Chief Executive Sarah Jane Williamson said reaching the 1000th rescue was a stark reminder of the specialist care the charity must still provide.
“Fuzzy Bear’s foal is doing well now, but only thanks to the lifesaving treatment she received in our care and with the help of the veterinary teams. We thank everyone for their donations and messages of support recently, and we want Fuzzy’s Bear’s foal to be named by our supporters to demonstrate our heartfelt appreciation.
“We knew complications were more likely with our recent foals, as all their mothers were rescued from a case where the owner was prosecuted for causing unnecessary suffering to animals,” Williamson said.

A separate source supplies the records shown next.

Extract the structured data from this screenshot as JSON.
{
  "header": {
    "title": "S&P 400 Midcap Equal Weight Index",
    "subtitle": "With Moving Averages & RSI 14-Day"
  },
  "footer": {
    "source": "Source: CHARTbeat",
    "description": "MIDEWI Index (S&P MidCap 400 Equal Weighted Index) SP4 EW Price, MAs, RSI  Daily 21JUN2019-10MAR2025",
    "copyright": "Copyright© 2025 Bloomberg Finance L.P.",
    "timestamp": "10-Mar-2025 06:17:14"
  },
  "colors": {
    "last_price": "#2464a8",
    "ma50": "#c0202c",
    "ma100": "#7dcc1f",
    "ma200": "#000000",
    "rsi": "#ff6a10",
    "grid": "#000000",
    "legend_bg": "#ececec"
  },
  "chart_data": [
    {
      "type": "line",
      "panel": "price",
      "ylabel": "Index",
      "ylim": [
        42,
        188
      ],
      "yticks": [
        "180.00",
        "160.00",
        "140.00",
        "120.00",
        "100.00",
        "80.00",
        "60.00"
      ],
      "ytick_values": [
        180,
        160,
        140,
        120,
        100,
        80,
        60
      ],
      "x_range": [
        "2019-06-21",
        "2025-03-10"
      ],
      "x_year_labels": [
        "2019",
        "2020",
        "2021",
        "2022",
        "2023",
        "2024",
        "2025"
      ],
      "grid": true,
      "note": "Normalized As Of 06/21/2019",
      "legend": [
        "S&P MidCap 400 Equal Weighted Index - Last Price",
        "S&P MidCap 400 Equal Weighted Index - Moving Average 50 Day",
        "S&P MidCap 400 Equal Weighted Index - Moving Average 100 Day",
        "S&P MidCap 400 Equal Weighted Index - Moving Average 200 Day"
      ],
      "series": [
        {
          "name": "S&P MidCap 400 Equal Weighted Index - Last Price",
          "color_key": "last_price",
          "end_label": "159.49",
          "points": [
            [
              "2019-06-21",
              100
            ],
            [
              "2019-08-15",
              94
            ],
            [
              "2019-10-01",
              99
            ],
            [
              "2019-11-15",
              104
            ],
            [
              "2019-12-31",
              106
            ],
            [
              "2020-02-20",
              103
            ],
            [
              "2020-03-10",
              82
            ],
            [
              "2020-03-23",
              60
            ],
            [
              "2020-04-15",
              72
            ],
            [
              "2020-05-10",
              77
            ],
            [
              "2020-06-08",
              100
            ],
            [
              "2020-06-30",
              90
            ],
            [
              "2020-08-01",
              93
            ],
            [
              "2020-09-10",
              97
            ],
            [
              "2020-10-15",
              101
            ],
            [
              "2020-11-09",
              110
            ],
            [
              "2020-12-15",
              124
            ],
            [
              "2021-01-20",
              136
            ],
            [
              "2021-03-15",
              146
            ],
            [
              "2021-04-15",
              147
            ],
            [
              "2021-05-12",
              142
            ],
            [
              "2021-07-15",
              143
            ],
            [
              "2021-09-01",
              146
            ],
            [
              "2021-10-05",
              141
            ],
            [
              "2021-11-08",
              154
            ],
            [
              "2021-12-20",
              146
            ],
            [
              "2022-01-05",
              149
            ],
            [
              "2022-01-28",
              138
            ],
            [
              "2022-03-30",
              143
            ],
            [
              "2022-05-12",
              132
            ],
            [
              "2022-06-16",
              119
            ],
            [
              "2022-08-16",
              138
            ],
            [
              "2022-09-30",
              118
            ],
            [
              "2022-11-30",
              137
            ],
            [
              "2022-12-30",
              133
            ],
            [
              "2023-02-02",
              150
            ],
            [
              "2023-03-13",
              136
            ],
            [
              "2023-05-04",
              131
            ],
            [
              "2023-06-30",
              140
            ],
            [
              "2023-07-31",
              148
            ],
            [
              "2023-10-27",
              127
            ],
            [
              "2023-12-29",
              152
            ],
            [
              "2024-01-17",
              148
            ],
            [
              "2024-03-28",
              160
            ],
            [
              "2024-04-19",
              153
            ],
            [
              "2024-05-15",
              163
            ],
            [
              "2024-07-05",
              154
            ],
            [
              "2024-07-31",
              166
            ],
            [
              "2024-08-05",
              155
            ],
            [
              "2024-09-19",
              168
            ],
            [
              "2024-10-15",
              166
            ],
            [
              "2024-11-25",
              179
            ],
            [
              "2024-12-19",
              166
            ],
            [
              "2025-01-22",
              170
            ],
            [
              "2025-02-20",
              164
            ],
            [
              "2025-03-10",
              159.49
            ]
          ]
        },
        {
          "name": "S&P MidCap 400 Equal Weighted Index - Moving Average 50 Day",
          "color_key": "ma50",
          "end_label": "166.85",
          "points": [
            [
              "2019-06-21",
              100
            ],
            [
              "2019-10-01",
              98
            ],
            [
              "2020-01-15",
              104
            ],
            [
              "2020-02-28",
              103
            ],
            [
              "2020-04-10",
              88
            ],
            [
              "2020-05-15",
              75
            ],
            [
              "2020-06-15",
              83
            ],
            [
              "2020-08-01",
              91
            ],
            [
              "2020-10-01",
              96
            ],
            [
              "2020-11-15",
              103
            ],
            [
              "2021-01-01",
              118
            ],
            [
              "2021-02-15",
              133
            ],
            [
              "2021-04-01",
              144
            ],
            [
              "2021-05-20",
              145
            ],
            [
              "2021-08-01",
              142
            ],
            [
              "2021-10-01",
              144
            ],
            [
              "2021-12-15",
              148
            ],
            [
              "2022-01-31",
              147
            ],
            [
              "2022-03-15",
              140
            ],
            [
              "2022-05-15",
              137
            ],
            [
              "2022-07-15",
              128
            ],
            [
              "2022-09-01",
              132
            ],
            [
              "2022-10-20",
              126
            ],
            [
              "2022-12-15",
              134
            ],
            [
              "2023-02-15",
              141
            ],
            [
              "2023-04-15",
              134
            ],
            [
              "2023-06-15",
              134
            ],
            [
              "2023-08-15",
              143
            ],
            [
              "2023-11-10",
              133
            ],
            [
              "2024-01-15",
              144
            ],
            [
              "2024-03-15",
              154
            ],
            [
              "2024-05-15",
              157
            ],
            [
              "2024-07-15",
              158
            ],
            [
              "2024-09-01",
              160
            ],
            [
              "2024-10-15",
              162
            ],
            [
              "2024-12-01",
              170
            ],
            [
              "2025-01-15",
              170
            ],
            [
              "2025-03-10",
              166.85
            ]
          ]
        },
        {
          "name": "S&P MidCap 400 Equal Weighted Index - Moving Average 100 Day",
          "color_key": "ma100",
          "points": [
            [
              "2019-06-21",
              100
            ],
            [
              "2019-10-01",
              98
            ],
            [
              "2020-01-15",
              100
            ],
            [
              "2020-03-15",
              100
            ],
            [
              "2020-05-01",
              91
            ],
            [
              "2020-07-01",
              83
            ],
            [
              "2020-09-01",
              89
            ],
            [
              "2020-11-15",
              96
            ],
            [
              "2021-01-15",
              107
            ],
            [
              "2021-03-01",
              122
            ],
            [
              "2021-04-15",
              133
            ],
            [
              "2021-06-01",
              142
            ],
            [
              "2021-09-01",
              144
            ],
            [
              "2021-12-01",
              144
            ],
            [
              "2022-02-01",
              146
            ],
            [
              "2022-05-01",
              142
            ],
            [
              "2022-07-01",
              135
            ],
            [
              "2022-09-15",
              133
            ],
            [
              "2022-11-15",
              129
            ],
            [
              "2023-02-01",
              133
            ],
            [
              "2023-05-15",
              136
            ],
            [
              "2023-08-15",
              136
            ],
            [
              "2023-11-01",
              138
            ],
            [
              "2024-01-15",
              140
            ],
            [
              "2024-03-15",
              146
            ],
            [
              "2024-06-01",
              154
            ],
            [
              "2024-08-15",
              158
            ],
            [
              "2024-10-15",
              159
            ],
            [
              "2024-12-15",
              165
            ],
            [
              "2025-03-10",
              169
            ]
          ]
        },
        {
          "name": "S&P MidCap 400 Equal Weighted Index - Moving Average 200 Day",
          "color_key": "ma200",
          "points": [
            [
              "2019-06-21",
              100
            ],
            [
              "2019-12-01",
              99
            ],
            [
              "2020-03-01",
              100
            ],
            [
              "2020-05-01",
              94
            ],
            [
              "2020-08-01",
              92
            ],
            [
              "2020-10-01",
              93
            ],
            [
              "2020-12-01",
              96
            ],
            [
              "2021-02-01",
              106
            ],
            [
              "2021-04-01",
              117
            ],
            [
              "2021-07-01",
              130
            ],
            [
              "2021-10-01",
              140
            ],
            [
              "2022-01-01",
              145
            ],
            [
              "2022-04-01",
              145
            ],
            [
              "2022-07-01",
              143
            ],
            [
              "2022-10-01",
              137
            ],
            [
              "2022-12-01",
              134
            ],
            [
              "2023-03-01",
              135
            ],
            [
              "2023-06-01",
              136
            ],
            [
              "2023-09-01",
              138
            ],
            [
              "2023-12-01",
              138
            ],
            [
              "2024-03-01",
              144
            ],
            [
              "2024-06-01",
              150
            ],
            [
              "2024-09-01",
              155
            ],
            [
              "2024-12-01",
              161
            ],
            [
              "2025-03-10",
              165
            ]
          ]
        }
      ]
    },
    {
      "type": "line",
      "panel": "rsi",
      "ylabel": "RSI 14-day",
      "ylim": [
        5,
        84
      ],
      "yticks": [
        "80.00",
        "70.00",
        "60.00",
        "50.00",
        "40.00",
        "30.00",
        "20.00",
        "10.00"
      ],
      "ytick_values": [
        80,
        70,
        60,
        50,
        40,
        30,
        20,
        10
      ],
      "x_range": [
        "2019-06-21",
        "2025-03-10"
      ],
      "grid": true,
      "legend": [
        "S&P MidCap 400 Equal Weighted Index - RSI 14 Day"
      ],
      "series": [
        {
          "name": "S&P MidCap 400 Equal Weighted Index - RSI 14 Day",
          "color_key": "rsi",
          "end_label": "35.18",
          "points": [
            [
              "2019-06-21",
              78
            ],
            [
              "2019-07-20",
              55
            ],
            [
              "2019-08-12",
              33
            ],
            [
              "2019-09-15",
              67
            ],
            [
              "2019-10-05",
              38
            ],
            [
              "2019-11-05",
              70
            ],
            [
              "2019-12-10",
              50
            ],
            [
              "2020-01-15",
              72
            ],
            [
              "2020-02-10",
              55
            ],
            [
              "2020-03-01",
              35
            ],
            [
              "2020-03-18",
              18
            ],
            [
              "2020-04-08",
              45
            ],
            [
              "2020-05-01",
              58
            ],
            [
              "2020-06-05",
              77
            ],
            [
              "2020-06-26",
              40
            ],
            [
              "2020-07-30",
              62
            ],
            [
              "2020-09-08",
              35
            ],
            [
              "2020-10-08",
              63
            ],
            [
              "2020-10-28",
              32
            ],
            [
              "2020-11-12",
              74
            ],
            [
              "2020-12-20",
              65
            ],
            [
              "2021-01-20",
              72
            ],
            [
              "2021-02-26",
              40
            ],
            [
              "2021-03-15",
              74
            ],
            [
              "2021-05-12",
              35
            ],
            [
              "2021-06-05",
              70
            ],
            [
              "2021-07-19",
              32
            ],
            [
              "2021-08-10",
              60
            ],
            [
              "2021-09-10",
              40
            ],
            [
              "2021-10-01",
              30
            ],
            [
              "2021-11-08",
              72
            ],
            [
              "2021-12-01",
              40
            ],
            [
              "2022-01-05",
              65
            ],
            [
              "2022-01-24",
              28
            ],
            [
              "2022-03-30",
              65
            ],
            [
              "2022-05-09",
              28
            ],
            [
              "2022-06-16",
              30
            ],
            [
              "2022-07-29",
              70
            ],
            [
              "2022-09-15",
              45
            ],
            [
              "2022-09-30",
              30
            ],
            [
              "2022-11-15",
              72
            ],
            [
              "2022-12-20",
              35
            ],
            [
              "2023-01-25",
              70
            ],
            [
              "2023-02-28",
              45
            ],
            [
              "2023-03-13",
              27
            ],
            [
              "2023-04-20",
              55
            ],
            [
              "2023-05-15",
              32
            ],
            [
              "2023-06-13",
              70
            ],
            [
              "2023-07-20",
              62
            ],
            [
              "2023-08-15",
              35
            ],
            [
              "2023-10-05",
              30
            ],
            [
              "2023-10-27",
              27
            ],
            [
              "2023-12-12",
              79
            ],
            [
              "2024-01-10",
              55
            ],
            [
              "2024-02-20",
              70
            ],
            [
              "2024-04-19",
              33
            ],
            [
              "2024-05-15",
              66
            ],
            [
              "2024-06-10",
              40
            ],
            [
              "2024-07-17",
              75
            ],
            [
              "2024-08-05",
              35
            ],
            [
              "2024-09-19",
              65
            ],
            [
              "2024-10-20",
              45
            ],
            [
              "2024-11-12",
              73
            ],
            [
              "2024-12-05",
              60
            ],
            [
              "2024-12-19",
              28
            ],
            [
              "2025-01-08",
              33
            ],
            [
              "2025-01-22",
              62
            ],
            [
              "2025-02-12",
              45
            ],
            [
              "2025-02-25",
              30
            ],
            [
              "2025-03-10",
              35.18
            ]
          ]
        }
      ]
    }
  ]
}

She said the charity’s work to rescue, rehabilitate and retrain horses and ponies who have experienced neglect and abuse has changed considerably in recent years, with the rise in the intake of groups of horses and ponies from difficult and complex rescue situations, often in collaboration with other charities.
Today, it is responsible for the lifelong care of 671 equines, with 225 cared for at its sanctuaries in Devon and 446 on loan to carers. In 2019, The Mare and Foal Sanctuary took in 50 horses and ponies.
• Fuzzy Bear arrived at the Sanctuary with Lotte and Taylor. Lotte gave birth to Lio on April 23 and the birth was captured on film. Taylor’s foal, named Tulip, was born on April 25.